In 2021, Emma bravely began taking actionable steps to change her life when she moved into her own home and recognised that having “nobody around” would make it easier for her to “self-destruct”.
Since then, she has gained around three stone, eats between 2500 and 3000 calories per day, and has found a “new love” for strength-building exercises. She has also regained her menstrual cycle.
She has also gone from a size six to eight to a size ten to twelve.
“It’s been one of the hardest things I’ve done but also the best thing,” Emma said.
“I did everything alone which I think was harder than seeking professional help.
“I’ve read books on binge eating and bulimia and also turned to social media recovery accounts and therapists for tips and support.
“Social media can have a bad reputation but the community on there for eating disorder recovery is so motivating.”
Emma has now gotten her “life back”.
“Having an eating disorder strips you of so much,” Emma said.
“I had social anxiety. I didn’t like going out for meals or events.
“I turned down so many fun things because I feared not being able to exercise or what food there would be.
“I now have the freedom to say yes to events and meet friends without having to think about it. I can go out for food and order what I truly want without the fear of calories.
“Once you find that freedom from your eating disorder, the feeling is unmatched.”
Emma has also documented her recovery on her own Instagram page—@emma_d_fitness—which has over 12 thousand followers.
“My advice to someone going through the same thing would be that recovery isn’t linear,” Emma said.
“Some days you will feel like you’ve gone back to your old ways and you’re never going to recover but you will.

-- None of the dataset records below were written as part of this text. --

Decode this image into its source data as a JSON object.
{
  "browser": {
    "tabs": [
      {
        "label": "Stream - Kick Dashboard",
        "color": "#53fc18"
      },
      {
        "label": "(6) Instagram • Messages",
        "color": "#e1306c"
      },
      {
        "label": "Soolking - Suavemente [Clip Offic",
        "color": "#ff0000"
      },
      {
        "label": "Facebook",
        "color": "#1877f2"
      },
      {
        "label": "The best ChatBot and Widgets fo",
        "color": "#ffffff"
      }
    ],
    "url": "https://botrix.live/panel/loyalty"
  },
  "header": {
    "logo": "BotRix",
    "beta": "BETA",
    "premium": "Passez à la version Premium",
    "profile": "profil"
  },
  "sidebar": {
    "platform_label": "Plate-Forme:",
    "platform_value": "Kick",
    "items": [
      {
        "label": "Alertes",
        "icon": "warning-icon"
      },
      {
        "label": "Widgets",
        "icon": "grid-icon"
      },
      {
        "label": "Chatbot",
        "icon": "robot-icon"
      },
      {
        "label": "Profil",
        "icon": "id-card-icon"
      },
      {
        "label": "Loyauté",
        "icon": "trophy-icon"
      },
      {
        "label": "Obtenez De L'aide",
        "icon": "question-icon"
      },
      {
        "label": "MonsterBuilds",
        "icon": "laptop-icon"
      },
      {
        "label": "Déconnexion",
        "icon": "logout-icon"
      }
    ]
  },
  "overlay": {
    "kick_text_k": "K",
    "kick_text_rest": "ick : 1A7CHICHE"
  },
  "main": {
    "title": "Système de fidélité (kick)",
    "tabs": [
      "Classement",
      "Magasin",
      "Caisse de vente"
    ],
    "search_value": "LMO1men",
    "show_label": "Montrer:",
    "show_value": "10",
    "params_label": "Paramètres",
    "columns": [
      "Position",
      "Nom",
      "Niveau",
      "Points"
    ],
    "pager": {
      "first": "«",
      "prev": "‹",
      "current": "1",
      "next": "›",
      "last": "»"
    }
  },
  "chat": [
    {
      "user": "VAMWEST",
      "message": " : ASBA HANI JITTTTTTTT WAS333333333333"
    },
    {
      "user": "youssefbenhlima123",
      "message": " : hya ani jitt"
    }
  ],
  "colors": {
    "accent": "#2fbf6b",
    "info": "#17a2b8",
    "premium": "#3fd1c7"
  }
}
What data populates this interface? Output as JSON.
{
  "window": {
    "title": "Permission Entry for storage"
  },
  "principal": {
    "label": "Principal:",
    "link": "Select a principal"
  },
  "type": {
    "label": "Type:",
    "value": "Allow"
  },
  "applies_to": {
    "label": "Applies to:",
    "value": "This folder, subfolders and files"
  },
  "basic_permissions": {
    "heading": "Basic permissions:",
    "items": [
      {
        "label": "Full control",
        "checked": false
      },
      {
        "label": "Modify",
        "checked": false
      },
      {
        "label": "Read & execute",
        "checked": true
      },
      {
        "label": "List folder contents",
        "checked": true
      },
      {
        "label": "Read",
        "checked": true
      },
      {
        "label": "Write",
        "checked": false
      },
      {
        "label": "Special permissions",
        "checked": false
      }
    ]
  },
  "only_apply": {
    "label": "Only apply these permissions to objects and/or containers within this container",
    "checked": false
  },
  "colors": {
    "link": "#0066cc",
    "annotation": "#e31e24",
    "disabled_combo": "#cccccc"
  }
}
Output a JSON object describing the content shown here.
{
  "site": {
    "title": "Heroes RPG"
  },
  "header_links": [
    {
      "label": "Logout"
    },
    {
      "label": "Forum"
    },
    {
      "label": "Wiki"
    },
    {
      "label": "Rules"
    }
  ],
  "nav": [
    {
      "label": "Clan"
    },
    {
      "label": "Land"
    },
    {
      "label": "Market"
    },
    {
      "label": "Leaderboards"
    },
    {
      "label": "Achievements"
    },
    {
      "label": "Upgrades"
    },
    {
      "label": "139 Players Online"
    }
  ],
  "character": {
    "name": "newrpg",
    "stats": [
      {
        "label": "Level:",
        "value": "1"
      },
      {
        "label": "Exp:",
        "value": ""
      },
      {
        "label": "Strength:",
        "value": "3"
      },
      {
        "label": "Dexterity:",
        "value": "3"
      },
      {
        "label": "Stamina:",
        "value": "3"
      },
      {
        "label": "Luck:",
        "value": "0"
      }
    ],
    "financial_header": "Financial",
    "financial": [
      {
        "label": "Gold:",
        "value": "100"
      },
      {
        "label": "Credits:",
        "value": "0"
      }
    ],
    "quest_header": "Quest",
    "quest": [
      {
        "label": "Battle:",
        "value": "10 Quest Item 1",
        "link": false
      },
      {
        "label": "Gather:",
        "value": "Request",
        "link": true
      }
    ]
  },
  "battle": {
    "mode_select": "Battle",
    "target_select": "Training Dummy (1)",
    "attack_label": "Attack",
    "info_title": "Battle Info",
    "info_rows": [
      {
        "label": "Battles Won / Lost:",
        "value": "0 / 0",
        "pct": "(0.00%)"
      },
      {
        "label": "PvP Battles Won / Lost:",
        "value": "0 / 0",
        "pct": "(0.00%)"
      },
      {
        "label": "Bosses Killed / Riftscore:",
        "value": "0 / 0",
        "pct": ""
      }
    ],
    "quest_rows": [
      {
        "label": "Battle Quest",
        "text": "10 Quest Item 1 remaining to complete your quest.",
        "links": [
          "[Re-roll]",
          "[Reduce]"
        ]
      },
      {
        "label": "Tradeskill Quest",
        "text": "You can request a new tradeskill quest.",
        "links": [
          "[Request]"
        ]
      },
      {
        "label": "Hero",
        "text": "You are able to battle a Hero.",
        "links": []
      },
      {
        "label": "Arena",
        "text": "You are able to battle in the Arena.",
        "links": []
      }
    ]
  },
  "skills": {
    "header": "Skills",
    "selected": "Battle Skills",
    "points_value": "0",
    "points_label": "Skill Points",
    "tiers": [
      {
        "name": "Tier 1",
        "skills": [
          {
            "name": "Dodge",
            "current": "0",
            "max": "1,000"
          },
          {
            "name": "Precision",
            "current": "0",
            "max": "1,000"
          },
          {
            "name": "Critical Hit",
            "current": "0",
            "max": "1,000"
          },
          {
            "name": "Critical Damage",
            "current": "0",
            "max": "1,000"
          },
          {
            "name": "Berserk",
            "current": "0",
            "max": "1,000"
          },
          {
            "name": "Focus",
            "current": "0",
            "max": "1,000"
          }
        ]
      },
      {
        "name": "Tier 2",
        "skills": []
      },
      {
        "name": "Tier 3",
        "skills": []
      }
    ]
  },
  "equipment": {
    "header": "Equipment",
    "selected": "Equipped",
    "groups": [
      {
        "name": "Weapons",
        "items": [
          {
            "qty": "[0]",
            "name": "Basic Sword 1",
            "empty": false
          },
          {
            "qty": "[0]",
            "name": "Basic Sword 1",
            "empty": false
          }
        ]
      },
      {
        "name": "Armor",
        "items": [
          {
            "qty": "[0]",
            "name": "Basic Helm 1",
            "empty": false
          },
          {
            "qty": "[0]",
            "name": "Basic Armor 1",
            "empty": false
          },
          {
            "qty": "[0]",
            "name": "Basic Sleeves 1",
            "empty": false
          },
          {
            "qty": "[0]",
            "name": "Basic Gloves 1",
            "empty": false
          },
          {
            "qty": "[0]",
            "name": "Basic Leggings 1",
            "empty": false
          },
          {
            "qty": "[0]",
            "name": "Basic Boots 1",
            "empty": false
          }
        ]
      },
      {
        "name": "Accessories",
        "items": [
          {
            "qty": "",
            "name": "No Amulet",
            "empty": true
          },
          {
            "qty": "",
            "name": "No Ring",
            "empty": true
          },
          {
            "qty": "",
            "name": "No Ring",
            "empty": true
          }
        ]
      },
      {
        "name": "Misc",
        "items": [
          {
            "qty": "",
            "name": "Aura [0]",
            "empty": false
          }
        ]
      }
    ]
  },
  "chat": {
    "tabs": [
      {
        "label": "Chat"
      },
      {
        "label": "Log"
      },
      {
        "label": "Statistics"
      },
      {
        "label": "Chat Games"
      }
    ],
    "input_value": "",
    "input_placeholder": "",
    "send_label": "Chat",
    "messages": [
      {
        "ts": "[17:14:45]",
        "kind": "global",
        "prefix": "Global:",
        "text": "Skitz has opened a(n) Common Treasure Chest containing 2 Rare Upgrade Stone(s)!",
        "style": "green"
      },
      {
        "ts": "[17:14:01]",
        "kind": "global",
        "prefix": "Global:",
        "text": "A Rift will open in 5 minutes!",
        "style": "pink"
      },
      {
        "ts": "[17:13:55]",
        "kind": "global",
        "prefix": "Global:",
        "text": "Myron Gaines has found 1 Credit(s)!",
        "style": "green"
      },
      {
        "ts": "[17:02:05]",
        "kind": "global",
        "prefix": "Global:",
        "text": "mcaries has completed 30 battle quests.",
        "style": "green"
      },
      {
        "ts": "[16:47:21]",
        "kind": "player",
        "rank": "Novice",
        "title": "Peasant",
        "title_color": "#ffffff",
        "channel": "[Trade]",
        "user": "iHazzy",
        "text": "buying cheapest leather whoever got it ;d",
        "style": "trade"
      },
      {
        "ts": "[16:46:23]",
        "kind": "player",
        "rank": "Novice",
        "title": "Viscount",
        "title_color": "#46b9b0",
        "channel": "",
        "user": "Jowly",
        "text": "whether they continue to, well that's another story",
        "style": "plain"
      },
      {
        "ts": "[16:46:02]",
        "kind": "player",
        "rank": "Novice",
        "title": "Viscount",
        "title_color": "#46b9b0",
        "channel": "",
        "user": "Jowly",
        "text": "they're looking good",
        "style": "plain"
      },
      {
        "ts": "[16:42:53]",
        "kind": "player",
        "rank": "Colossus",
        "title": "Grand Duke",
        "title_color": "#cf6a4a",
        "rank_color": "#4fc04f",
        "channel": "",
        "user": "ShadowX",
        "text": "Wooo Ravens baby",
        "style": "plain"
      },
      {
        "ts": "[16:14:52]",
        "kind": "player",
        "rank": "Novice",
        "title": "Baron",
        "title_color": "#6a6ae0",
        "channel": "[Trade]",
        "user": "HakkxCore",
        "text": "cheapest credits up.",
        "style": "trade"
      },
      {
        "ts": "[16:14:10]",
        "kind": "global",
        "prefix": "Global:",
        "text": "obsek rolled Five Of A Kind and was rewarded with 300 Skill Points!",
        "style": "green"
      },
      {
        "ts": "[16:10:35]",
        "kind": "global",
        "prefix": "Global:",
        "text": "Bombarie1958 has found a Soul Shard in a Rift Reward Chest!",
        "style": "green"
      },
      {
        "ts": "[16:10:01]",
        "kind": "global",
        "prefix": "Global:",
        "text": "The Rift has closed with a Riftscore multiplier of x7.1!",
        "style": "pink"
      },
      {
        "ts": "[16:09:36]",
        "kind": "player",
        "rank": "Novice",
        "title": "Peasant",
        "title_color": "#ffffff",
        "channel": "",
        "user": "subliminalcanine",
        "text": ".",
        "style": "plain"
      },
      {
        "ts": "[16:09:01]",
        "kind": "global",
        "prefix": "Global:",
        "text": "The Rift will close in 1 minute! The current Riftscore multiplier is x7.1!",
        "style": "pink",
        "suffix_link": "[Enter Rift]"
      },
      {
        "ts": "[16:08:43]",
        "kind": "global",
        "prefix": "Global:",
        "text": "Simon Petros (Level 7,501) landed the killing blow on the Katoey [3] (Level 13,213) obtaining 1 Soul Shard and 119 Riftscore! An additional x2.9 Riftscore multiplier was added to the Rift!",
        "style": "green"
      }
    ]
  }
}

“I spent so many days feeling like I was making no progress and my eating disorder was still ruling my life but these bad days only bring you back stronger than before.
“I want to keep sharing my journey on Instagram because I know how many others it helps.
“I’ll also continue training and improving my performance in the gym because it’s something I love doing and I gain so much from it, not just physically but mentally as well.
“I train to see what my body can do and not because I wanted to shrink it.”